Mint: “The corner offices of India Inc. are increasingly occupied by a new breed of executives: the strategic consultant. Veterans from McKinsey & Co., Bain & Co., BCG, and Kearney are swapping advisory roles for the driver’s seat, as top companies seek out executives capable of navigating a leadership depth crisis in a volatile world…“Clients are demanding and experiencing true business partnership, and as a result, many organizations are actively finding senior consulting talent as good fitment,” says Rahul Jain, India head at BCG. According to Jain, this is a strong recognition of the evolving consulting model and its talent, particularly in an environment where leadership depth remains scarce and fiercely contested.”

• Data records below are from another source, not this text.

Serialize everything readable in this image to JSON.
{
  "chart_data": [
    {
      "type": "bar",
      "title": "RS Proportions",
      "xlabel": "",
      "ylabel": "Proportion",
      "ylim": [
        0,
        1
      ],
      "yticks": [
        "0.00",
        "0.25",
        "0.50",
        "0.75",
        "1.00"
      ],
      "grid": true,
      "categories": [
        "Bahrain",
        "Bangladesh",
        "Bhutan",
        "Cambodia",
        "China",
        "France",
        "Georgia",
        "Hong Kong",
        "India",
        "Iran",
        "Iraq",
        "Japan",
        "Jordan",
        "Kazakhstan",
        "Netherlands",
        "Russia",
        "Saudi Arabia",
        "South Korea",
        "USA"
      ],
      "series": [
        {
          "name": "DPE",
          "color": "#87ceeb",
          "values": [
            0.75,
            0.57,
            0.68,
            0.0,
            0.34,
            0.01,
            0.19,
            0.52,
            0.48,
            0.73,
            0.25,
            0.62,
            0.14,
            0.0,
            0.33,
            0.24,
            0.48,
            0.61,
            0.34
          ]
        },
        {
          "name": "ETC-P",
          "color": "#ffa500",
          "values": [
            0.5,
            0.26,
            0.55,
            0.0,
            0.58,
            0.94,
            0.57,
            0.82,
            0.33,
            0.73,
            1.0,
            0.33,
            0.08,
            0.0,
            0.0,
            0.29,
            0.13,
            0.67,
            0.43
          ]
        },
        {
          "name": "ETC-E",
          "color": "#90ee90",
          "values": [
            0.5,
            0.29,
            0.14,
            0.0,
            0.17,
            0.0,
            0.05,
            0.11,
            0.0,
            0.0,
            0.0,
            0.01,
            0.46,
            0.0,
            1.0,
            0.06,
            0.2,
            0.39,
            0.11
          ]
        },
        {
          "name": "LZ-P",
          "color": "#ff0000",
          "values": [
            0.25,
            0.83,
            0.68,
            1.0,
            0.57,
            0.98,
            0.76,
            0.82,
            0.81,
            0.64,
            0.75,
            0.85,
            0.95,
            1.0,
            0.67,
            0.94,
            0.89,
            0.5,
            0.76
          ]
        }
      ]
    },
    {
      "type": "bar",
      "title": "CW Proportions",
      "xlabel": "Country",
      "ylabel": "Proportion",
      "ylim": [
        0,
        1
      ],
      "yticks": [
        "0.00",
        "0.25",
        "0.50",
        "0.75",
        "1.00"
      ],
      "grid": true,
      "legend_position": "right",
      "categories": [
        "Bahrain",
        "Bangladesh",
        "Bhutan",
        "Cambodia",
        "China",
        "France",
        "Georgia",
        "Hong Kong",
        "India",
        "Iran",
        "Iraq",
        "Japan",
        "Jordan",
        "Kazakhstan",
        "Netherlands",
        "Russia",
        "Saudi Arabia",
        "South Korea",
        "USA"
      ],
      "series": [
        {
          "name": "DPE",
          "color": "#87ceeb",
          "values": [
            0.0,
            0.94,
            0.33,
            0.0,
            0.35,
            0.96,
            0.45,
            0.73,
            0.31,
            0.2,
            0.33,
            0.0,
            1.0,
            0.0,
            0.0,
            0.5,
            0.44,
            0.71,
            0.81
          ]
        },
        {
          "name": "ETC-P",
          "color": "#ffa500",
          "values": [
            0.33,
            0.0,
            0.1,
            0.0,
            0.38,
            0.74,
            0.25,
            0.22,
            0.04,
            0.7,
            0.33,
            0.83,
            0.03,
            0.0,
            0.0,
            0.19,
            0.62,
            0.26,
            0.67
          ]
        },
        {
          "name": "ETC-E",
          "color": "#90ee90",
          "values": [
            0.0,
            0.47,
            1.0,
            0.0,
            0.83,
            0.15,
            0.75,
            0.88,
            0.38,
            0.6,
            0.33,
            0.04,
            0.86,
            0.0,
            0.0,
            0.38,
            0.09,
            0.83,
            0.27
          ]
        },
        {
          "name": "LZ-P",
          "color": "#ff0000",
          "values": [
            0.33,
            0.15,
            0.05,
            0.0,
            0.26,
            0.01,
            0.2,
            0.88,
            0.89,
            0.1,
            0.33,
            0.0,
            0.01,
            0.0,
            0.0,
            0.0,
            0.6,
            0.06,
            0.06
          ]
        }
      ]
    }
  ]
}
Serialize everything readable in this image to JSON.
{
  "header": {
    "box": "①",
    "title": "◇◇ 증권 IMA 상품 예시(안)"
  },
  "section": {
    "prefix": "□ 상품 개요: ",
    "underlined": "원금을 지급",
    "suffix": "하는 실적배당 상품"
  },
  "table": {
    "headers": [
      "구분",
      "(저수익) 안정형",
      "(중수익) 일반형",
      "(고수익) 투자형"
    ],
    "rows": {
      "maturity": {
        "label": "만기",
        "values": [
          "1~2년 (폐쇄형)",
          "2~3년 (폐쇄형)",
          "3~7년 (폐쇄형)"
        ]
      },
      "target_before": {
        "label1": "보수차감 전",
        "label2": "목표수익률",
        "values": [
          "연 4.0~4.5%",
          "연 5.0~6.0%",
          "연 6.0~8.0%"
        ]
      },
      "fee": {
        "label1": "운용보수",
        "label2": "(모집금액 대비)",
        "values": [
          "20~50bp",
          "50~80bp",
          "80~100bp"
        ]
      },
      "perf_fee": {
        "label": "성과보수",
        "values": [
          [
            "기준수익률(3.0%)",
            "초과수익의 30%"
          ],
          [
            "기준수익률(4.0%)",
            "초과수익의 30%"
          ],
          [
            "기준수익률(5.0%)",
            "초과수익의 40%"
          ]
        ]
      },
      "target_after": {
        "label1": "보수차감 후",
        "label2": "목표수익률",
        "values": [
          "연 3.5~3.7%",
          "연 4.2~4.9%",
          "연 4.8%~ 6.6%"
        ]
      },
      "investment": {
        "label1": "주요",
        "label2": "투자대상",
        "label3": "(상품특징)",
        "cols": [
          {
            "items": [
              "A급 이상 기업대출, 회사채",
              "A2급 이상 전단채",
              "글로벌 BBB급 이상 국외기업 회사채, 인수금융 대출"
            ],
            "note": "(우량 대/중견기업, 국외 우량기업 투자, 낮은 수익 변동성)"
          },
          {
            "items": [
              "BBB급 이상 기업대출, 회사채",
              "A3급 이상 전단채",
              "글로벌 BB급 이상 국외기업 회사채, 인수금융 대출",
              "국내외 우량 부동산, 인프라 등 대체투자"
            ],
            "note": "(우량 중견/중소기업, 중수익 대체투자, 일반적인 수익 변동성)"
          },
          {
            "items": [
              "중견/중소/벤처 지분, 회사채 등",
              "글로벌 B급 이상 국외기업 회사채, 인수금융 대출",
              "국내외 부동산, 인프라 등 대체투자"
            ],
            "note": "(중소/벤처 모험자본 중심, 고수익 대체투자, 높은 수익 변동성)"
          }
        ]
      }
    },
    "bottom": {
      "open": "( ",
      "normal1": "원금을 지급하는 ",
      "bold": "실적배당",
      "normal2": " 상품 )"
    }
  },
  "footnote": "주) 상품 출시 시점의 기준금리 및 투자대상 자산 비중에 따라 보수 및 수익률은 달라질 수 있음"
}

WSJ: “After a three-year love affair with anything related to artificial intelligence, U.S. investors are flocking to the factory owners, fast-food restaurants and commodity companies that have seemingly strong odds of surviving the technological revolution intact. Call it the AI immunity trade, HALO—for “heavy assets, low obsolescence”—or just another iteration of the jitters that have periodically rippled through markets since the AI investing boom began.”
Ruchir Sharma: “After surging for years, the price of gold has entered the realm where storytelling drives its price. Breaking free of the fundamental forces that long explained its ups and downs, it is now rising on tales of global risk and uncertainty — which make this era feel to some observers like the gold rush of the 1970s. Gold has long been seen as a safe haven because its price has kept pace with the rate of inflation for centuries, albeit punctuated by busts and booms. The booms tended to come in periods when real interest rates declined. As returns fell on money held in savings accounts or bonds, people tended to move their wealth into gold, which offers no yield but at least can rise in price.”
Andy Kessler: “Productivity is a job creator, not destroyer. Desktop publishing meant everyone could create magazines. Spreadsheets meant everyone could be an analyst. Anthropic’s Claude now allows everyone to create code. Technology may kill old jobs but then, voilà, it creates millions of new ones. Sure, generative AI will fundamentally change how businesses operate. So what? We need to embrace AI in education rather than ban it. So many problems not yet solved will match with tons of untapped human potential just begging to be unleashed, creating things not yet thought of. Like what? Most guess cancer treatments, longevity discoveries and inhabiting Mars, but no one really knows…New stuff is unimaginable, except by its risk-taking creators. So ignore the AI hysterics. And mass-unemployment claims. They’re ignorant nearsighted snapshots. The world is much more dynamic. I promise you won’t be anyone’s pet.”